Linking NH4+ motion to magnetism in molecular multiferroic (NH4)2[FeCl5(H2 O)]: A neutron vibrational spectroscopy study

We present a neutron vibrational spectroscopy study to investigate the influence of NH4+ motion on the magnetism in [(NH4)1-xKx]2[FeCl5(H2O)]. The parent compounds, (NH4)2[FeCl5(H2O)] (x=0) and K2[FeCl5(H2O)](x=1) are isostructural at room temperature, yet displaying drastically different magnetic and multiferroic behavior.
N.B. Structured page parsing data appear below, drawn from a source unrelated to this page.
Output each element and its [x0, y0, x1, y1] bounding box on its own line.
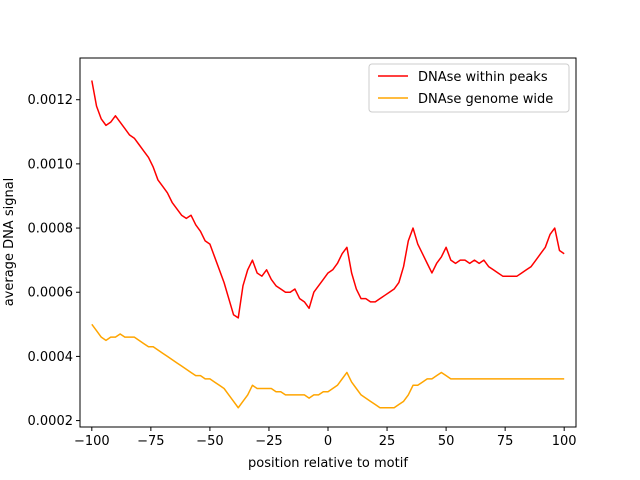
x-tick-label: −100: [74, 434, 110, 449]
series-line-genome-wide: [91, 323, 565, 409]
y-tick-label: 0.0004: [28, 350, 74, 365]
y-tick-label: 0.0008: [28, 222, 74, 237]
y-tick-label: 0.0010: [28, 157, 74, 172]
x-tick-label: 75: [497, 434, 514, 449]
x-tick-label: −25: [255, 434, 282, 449]
legend: DNAse within peaks DNAse genome wide: [368, 63, 570, 113]
series-line-within-peaks: [91, 80, 565, 319]
y-tick-label: 0.0002: [28, 414, 74, 429]
y-tick-label: 0.0012: [28, 93, 74, 108]
x-axis-label: position relative to motif: [248, 456, 408, 471]
legend-box: [368, 63, 570, 113]
y-axis-ticks: 0.0002 0.0004 0.0006 0.0008 0.0010 0.0012: [28, 93, 80, 429]
x-tick-label: 0: [324, 434, 332, 449]
plot-lines: [91, 80, 565, 409]
legend-label-genome-wide: DNAse genome wide: [418, 92, 553, 107]
x-axis-ticks: −100 −75 −50 −25 0 25 50 75 100: [74, 427, 577, 449]
y-axis-label: average DNA signal: [2, 178, 17, 307]
x-tick-label: −75: [137, 434, 164, 449]
x-tick-label: −50: [196, 434, 223, 449]
x-tick-label: 25: [379, 434, 396, 449]
x-tick-label: 50: [438, 434, 455, 449]
legend-label-within-peaks: DNAse within peaks: [418, 70, 548, 85]
y-tick-label: 0.0006: [28, 286, 74, 301]
x-tick-label: 100: [552, 434, 577, 449]
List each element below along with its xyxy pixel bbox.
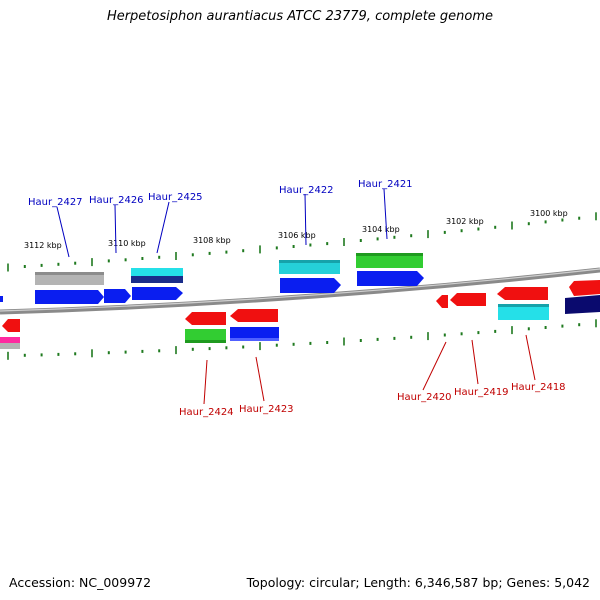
kbp-labels: 3112 kbp 3110 kbp 3108 kbp 3106 kbp 3104… (24, 209, 568, 250)
kbp-label: 3100 kbp (530, 209, 568, 218)
gene-arrow-blue[interactable] (104, 289, 131, 303)
kbp-label: 3104 kbp (362, 225, 400, 234)
forward-genes[interactable] (35, 253, 600, 314)
gene-label: Haur_2419 (454, 387, 509, 398)
gene-feature-cyan[interactable] (279, 260, 340, 274)
kbp-label: 3110 kbp (108, 239, 146, 248)
forward-label-lines (56, 188, 388, 258)
gene-arrow-navy[interactable] (565, 295, 600, 314)
gene-arrow-blue[interactable] (132, 287, 183, 300)
genome-backbone (0, 267, 600, 315)
gene-label: Haur_2424 (179, 407, 234, 418)
gene-feature-blue-partial[interactable] (0, 296, 3, 302)
gene-feature-magenta-partial[interactable] (0, 337, 20, 343)
gene-arrow-red-partial[interactable] (2, 319, 20, 332)
upper-tick-row (7, 212, 597, 272)
kbp-label: 3108 kbp (193, 236, 231, 245)
kbp-label: 3112 kbp (24, 241, 62, 250)
gene-label: Haur_2426 (89, 195, 144, 206)
gene-arrow-red[interactable] (185, 312, 226, 325)
gene-label: Haur_2422 (279, 185, 334, 196)
forward-gene-labels: Haur_2427 Haur_2426 Haur_2425 Haur_2422 … (28, 179, 413, 208)
gene-arrow-blue[interactable] (280, 278, 341, 293)
reverse-gene-labels: Haur_2424 Haur_2423 Haur_2420 Haur_2419 … (179, 382, 566, 418)
gene-label: Haur_2420 (397, 392, 452, 403)
map-title: Herpetosiphon aurantiacus ATCC 23779, co… (106, 9, 494, 24)
reverse-genes[interactable] (0, 287, 549, 349)
gene-arrow-red[interactable] (436, 295, 448, 308)
gene-feature-gray[interactable] (35, 272, 104, 285)
gene-feature-cyan[interactable] (498, 304, 549, 320)
gene-feature-blue[interactable] (230, 327, 279, 341)
gene-arrow-red[interactable] (450, 293, 486, 306)
lower-tick-row (7, 319, 597, 360)
gene-feature-green[interactable] (185, 329, 226, 343)
genome-backbone-highlight (0, 268, 600, 312)
gene-arrow-red-partial[interactable] (569, 280, 600, 296)
gene-arrow-red[interactable] (230, 309, 278, 322)
topology-text: Topology: circular; Length: 6,346,587 bp… (246, 575, 590, 590)
gene-label: Haur_2425 (148, 192, 203, 203)
gene-label: Haur_2427 (28, 197, 83, 208)
gene-arrow-red[interactable] (497, 287, 548, 300)
kbp-label: 3106 kbp (278, 231, 316, 240)
kbp-label: 3102 kbp (446, 217, 484, 226)
accession-text: Accession: NC_009972 (9, 575, 152, 590)
gene-label: Haur_2423 (239, 404, 294, 415)
gene-arrow-blue[interactable] (35, 290, 104, 304)
gene-feature-green[interactable] (356, 253, 423, 268)
gene-feature-cyan[interactable] (131, 268, 183, 283)
reverse-label-lines (203, 334, 536, 405)
gene-label: Haur_2418 (511, 382, 566, 393)
gene-feature-gray-partial[interactable] (0, 343, 20, 349)
gene-arrow-blue[interactable] (357, 271, 424, 286)
gene-label: Haur_2421 (358, 179, 413, 190)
K2[FeCl5(H2O)] is nonmultiferroic with type-A collinear antiferromagnetic structure below TN≈14.06K, whereas (NH4)2[FeCl5(H2O)] is a type-II multiferroic with incommensurate cycloidal spin structure below TFE≈6.8K. A recent study of the dielectric, structure, and magnetic properties in the mixed [(NH4)1-xKx]2[FeCl5(H2O)] shows that a small amount of potassium substitution to replace NH4+ transforms the spin structure from incommensurate cycloidal (x≤ 0.06) into commensurate collinear antiferromagnetic (x≥ 0.15), indicating NH4+ is essential to the emergent phenomena observed in this molecular multiferroic compound. Our vibrational spectroscopy study reveals that NH4+ libration and torsion motion exhibit substantial temperature dependence at low temperatures. The intensity of NH4+ libration and torsion modes increases slightly at 5 K in comparison with data at 25 K behaving like a magnon, indicating that they are coupled to the magnetism in (NH4)2[FeCl5(H2O)]. Comparing data of x=0, 0.06, 0.09, and 0.15 samples further illustrates that the strength of the increased signal in NH4+ libration mode is very sensitive to potassium concentration. The signal diminishes quickly with increasing potassium concentration and vanishes in the x=0.15 sample corresponding to the magnetic structure change for x≥ 0.15. The results directly link the anomalous behavior in NH4+ libration motion to the magnetism in [(NH4)1-xKx]2[FeCl5(H2O)], providing new insights into the crucial role NH4+ plays in the coupled phenomena in (NH4)2[FeCl5(H2O)]. The unique information opens a new door to go through in searching for new multifunctional materials by incorporation of NH4 via a material-by-design approach.